Minnesota Governor Tim Walz made his state’s education system worse and more inefficient. Students’ performance on math and reading tests went down, even as spending went up and administrative bloat and red tape increased. “Walz pushed” the agenda of left-wing teachers unions in Minnesota, says education writer Joanne Jacobs. “New mandates, inflation, cost-shifting ate up new school $$. Reading, math scores fell,” she notes.
“Minnesota had one of the worst records on in-person school in the US….Gov. Walz needs to explain what he has learned & promise never to repeat it. Defending failure while MN kids still pay the price is not acceptable,” says Dr. Jay Bhattacharya.
In a blog post, Jacobs adds than in Minnesota, “Reading and math scores are down…and Minnesota’s national education ranking has slid.” Before Walz was governor, Minnesota frequently ranked near the top nationally, and even in 2021, the state still ranked #7. But today, it has fallen to #19, according to a new report by the Casey Foundation. State mandates gobbled up so much money that some school districts are facing “layoffs or school closures.”
“Under Walz, student achievement tumbled even as spending on schools skyrocketed,” notes a Minnesota think-tank, the Center of the American Experiment.
I was disturbed by a video of Walz on MSNBC saying, “There’s no guarantee to free speech on misinformation or hate speech, and especially around our democracy.’
Walz also told the Wall Street Journal in a recent interview that “one person’s socialism is another person’s neighborliness.”
Again, he taught social studies? Is he just not very bright?
Walz does seem pretty ignorant of the First Amendment. For example, he was wrong to say that free speech guarantees don’t include hate speech. They usually do. In fact, in 2017, the Supreme Court said that “Speech that demeans on the basis of race, ethnicity, gender, religion, age, disability, or any other similar ground is hateful; but the proudest boast of our free speech jurisprudence is that we protect the freedom to express “the thought that we hate.'” That language is found in its decision in Matal v. Tam (2017).

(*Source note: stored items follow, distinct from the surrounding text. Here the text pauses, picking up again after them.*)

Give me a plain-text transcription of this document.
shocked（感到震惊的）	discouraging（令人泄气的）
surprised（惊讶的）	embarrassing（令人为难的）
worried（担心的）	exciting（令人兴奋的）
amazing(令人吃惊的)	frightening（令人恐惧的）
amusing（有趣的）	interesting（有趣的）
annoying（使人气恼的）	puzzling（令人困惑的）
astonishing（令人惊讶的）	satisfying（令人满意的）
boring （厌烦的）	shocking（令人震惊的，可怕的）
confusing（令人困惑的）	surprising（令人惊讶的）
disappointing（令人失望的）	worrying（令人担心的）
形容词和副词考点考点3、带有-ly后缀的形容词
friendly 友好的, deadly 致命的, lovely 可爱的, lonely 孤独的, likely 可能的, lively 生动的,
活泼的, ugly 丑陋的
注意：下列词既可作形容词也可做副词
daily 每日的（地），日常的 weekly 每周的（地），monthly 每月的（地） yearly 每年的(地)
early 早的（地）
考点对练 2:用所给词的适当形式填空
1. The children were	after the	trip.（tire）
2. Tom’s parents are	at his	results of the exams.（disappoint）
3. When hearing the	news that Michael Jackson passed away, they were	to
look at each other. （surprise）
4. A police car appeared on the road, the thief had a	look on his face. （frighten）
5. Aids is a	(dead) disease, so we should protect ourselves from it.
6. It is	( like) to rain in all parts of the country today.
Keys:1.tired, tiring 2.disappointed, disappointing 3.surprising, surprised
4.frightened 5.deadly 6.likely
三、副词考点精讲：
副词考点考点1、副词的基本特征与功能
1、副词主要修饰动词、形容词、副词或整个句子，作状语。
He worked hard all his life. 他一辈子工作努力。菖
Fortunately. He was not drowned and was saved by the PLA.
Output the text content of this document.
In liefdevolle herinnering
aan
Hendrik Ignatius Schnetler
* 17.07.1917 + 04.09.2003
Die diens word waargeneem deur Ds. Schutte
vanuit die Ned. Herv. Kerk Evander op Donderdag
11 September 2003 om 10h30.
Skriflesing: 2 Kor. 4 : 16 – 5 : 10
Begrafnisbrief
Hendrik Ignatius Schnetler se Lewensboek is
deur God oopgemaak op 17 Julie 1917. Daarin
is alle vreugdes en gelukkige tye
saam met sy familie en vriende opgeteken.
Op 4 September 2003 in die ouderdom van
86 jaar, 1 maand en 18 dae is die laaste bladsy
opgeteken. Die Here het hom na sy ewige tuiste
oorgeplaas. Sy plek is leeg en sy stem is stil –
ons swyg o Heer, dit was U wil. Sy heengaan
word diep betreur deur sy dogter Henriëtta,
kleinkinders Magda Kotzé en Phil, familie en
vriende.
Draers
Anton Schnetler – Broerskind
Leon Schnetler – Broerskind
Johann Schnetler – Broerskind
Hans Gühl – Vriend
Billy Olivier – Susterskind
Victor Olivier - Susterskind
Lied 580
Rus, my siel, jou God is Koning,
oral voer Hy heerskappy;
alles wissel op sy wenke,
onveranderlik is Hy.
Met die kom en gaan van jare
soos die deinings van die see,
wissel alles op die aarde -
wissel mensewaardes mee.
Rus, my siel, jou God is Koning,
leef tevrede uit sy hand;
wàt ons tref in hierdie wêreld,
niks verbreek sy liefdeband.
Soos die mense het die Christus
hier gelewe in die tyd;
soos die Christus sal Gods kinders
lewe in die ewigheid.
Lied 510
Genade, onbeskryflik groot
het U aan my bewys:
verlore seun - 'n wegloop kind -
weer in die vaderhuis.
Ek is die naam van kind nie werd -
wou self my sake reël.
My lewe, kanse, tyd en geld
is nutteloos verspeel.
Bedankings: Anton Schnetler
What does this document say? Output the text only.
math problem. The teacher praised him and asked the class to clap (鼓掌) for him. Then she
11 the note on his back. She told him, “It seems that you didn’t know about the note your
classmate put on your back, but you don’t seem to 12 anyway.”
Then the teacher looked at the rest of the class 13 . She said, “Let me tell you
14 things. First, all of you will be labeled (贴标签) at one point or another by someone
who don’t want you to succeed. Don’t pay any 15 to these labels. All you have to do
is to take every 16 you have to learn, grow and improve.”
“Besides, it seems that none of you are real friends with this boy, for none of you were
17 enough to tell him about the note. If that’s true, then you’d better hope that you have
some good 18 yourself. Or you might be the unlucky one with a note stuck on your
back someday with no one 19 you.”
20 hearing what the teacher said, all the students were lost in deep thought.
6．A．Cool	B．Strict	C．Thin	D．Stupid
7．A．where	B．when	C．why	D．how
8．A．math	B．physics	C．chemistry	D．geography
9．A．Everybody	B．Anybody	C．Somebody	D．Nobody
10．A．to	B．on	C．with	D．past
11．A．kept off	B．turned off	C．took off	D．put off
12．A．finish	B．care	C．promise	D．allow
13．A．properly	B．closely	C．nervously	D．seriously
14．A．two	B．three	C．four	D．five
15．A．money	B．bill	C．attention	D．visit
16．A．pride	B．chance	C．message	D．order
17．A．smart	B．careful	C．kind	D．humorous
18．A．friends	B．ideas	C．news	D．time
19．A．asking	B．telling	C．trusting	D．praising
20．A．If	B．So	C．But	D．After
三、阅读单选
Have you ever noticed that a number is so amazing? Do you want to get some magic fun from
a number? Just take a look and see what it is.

Misinformation is generally protected by the First Amendment, too, because it is just too dangerous to allow government officials to censor speech by labeling it “misinformation.” Too often, they themselves are misinformed about what is true or false. As the Supreme Court explained in Thomas v. Collins (1945), “It cannot be the duty, because it is not the right, of the state to protect the public against false doctrine. The very purpose of the First Amendment is to foreclose public authority from assuming a guardianship of the public mind through regulating the press, speech, and religion. In this field, every person must be his own watchman for truth, because the forefathers did not trust any government to separate the true from the false for us.”